Pemprov DKI Jakarta melalui Dinas Perhubungan (Dishub) menggunakan teknologi artificial intelligence (AI) atau kecerdasan buatan untuk mengurai kemacetan di jalan.
Kepala Dinas Perhubungan (Dishub) DKI Jakarta Syafrin Liputo mengatakan penggunaan teknologi AI sukses mengurai kemacetan.
“Implementasi AI ini membuat kemacetan di simpang jalan relatif turun,” katanya.
Salah satu lokasi yang dipasang teknologi AI ini ialah di Simpang Buaran yang berada di wilayah Kota Administrasi Jakarta Timur.
Nantinya, teknologi AI ini bisa diterapkan di wilayah-wilayah lainnya sehingga kepadatan lalu lintas di ibu kota bisa terurai.

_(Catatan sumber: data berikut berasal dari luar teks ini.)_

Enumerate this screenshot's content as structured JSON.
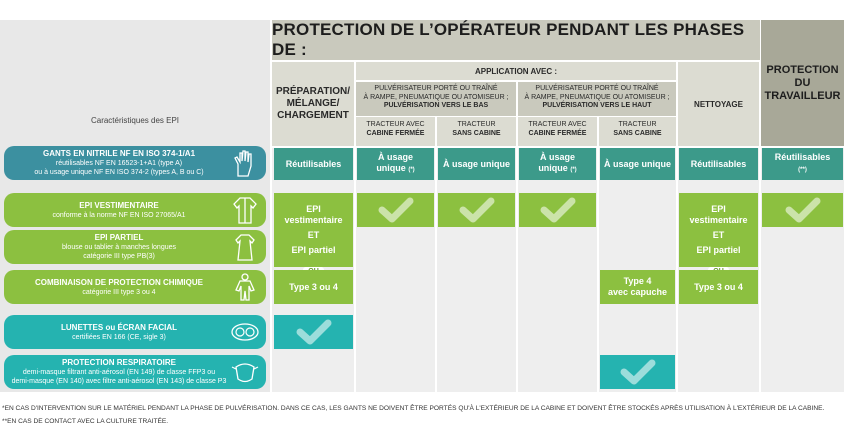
{
  "header": {
    "title": "PROTECTION DE L’OPÉRATEUR PENDANT LES PHASES DE :",
    "protection_travailleur": [
      "PROTECTION",
      "DU",
      "TRAVAILLEUR"
    ],
    "preparation": [
      "PRÉPARATION/",
      "MÉLANGE/",
      "CHARGEMENT"
    ],
    "application": "APPLICATION AVEC :",
    "pulv_bas": [
      "PULVÉRISATEUR PORTÉ OU TRAÎNÉ",
      "À RAMPE, PNEUMATIQUE OU ATOMISEUR ;",
      "PULVÉRISATION VERS LE BAS"
    ],
    "pulv_haut": [
      "PULVÉRISATEUR PORTÉ OU TRAÎNÉ",
      "À RAMPE, PNEUMATIQUE OU ATOMISEUR ;",
      "PULVÉRISATION VERS LE HAUT"
    ],
    "tracteur_fermee": [
      "TRACTEUR AVEC",
      "CABINE FERMÉE"
    ],
    "tracteur_sans": [
      "TRACTEUR",
      "SANS CABINE"
    ],
    "nettoyage": "NETTOYAGE"
  },
  "epi_label": "Caractéristiques des EPI",
  "rows": {
    "gants": {
      "title": "GANTS EN NITRILE NF EN ISO 374-1/A1",
      "line2": "réutilisables NF EN 16523-1+A1 (type A)",
      "line3": "ou à usage unique NF EN ISO 374-2 (types A, B ou C)"
    },
    "epi_vest": {
      "title": "EPI VESTIMENTAIRE",
      "line2": "conforme à la norme NF EN ISO 27065/A1"
    },
    "epi_partiel": {
      "title": "EPI PARTIEL",
      "line2": "blouse ou tablier à manches longues",
      "line3": "catégorie III type PB(3)"
    },
    "combinaison": {
      "title": "COMBINAISON DE PROTECTION CHIMIQUE",
      "line2": "catégorie III type 3 ou 4"
    },
    "lunettes": {
      "title": "LUNETTES ou ÉCRAN FACIAL",
      "line2": "certifiées EN 166 (CE, sigle 3)"
    },
    "respiratoire": {
      "title": "PROTECTION RESPIRATOIRE",
      "line2": "demi-masque filtrant anti-aérosol (EN 149) de classe FFP3 ou",
      "line3": "demi-masque (EN 140) avec filtre anti-aérosol (EN 143) de classe P3"
    }
  },
  "cells": {
    "reutilisables": "Réutilisables",
    "usage_unique": "À usage unique",
    "usage": "À usage",
    "unique": "unique",
    "star1": "(*)",
    "star2": "(**)",
    "epi_vestimentaire": [
      "EPI",
      "vestimentaire"
    ],
    "et": "ET",
    "epi_partiel": "EPI partiel",
    "ou": "OU",
    "type34": "Type 3 ou 4",
    "type4": [
      "Type 4",
      "avec capuche"
    ]
  },
  "footnotes": [
    "*EN CAS D'INTERVENTION SUR LE MATÉRIEL PENDANT LA PHASE DE PULVÉRISATION. DANS CE CAS, LES GANTS NE DOIVENT ÊTRE PORTÉS QU'À L'EXTÉRIEUR DE LA CABINE ET DOIVENT ÊTRE STOCKÉS APRÈS UTILISATION À L'EXTÉRIEUR DE LA CABINE.",
    "**EN CAS DE CONTACT AVEC LA CULTURE TRAITÉE."
  ],
  "colors": {
    "blue": "#3c90a0",
    "green": "#8cc040",
    "teal": "#25b3b0",
    "header_dark": "#a8a898",
    "header_mid": "#c9c9bd"
  },
  "icons": [
    "gloves-icon",
    "coat-icon",
    "apron-icon",
    "suit-icon",
    "goggles-icon",
    "mask-icon",
    "check-icon"
  ]
}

“Di beberapa titik yang diatur lalu lintasnya, kami lakukan geometrik simpang dan rambu lalu lintas, dan yang paling baru kami implementasikan intelligent Transport System di tahun ini,” ujarnya seperti dilansir Tribun.
Syafrin menjelaskan, pengaturan dilakukan dengan memanfaatkan basis data yang dimiliki oleh Google. Lewat data tersebut, Dishub DKI bakal melakukan pengaturan lampu lalu lintas di persimpangan yang sudah menerapkan sistem AI.
“Kemudian kami diberikan digital dashboard dan dari situ kami melakukan resetting terkait traffic light di titik dimana yang sudah diprogramkan tadi,” tuturnya.
Potensi Ekonomi
Ilustrasi Pemanfaatan Teknologi Artificial Intelligence di Industri Migas
McKinsey Global Institute melaporkan teknologi AI generatif memiliki pengaruh besar terhadap pertumbuhan ekonomi di masa depan.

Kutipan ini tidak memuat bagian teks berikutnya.